Residents say until this week, not much had changed since the day after the tornadoes hit weeks ago. Some of their apartments have water damage, and they’re concerned with possible mold issues down the line.

For the past month since the October 20 tornadoes, Dorma Gipson and her sister have been living out of one room in their public housing apartment because of water damage affecting the rest of their unit at Forest Green Manor on Shepherd Road.  She started recording on her cell phone when water started coming in.

“Looked up. There was water coming from here. Here. And it was just pouring down like it’s raining in here,” she recalled.

The tornado that hit North Dallas ripped off part of the roof to the complex, broke windows and left the complex without electricity for three days.

Gipson says water damage forced them to throw out thousands of dollars worth of furniture. A tarp was put on the damaged roof within two days, but help has been quiet ever since.

“The first two days, three days we were fine. You had people coming out to feed you, people coming out to make sure you can’t eat in your home because the lights are out,” she said. “We know you can’t cook cuz the lights are out. That’s fine. But what happened to everything else?”

Gipson says DHA offered to move her and her sister, who’s on oxygen and in a wheelchair, to another unit about 18 miles away in Oak Cliff.

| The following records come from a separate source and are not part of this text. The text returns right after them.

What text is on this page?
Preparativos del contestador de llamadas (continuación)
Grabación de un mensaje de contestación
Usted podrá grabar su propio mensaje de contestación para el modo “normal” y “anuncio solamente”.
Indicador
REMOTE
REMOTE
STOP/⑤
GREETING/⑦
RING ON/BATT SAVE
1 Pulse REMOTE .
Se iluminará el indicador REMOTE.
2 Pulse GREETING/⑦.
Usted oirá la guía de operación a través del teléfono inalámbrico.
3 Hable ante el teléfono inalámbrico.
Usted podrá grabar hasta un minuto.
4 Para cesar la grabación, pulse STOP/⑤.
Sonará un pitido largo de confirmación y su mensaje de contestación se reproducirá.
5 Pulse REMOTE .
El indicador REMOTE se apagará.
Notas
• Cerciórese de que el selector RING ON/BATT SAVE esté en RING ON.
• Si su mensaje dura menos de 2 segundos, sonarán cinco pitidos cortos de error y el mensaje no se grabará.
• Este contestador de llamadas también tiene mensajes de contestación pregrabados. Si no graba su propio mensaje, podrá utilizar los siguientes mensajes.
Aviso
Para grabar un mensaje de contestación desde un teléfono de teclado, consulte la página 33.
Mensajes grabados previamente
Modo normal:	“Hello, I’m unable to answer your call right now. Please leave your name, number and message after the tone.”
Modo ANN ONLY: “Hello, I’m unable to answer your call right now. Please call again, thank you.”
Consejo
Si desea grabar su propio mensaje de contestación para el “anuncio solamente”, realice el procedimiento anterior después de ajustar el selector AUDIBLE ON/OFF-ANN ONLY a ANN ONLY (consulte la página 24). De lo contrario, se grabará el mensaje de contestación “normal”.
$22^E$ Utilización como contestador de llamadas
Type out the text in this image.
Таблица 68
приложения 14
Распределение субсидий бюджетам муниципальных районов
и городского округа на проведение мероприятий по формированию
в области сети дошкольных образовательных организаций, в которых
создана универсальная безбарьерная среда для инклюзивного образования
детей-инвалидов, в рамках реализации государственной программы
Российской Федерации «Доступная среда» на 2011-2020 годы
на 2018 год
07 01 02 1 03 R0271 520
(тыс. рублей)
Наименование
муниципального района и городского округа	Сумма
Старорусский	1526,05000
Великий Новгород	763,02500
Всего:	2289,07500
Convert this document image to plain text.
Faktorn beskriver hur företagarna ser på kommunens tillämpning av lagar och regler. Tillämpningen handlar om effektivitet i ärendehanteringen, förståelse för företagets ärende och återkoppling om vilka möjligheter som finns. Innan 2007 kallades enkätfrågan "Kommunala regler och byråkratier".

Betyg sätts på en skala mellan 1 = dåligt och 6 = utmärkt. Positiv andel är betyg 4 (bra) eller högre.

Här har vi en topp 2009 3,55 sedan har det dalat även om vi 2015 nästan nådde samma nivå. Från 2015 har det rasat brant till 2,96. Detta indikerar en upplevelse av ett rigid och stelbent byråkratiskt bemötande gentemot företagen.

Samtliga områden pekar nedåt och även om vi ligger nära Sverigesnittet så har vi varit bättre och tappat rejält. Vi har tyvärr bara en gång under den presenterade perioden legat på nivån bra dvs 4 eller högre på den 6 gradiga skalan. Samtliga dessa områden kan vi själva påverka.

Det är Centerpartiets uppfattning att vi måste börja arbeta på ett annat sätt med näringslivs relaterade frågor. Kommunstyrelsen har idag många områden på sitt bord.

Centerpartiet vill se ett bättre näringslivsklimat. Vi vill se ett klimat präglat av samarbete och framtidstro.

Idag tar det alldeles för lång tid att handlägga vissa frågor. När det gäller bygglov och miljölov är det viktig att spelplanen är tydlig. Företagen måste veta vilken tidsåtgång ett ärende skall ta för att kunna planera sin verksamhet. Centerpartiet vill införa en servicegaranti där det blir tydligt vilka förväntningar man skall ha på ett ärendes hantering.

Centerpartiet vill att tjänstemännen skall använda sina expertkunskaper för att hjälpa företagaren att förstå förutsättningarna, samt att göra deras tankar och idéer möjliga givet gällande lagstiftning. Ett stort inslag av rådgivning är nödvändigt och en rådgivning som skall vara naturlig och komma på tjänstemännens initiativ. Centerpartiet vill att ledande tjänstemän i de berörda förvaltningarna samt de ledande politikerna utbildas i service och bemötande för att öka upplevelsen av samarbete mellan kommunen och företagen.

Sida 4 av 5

“Because she’s on a fixed income, we’re on a fixed income, if we have to move, we can’t just move at the drop of a dime like that,” she said.

Residents heard from Dallas Housing Authority officials this week in a letter. The president and CEO said they’ve made an emergency declaration that will allow them to bypass certain government requirements and speed up the repair process. They are still working with engineers and the insurance company to determine if the entire roof needs to be replaced, but anticipate full repairs inside the affected units within the next ten days.

This week, workers started to make repairs to Gipson’s unit. But with her sister on oxygen, she’s concerned about possible mold issues in the future.

“Why take so long?” Gipson said. “You’ve got elders. You’ve got people with health conditions. You’ve got people who need medical attention on a day to day basis. What happened?”

DHA says about 17 units total were affected, but no residents had to be relocated.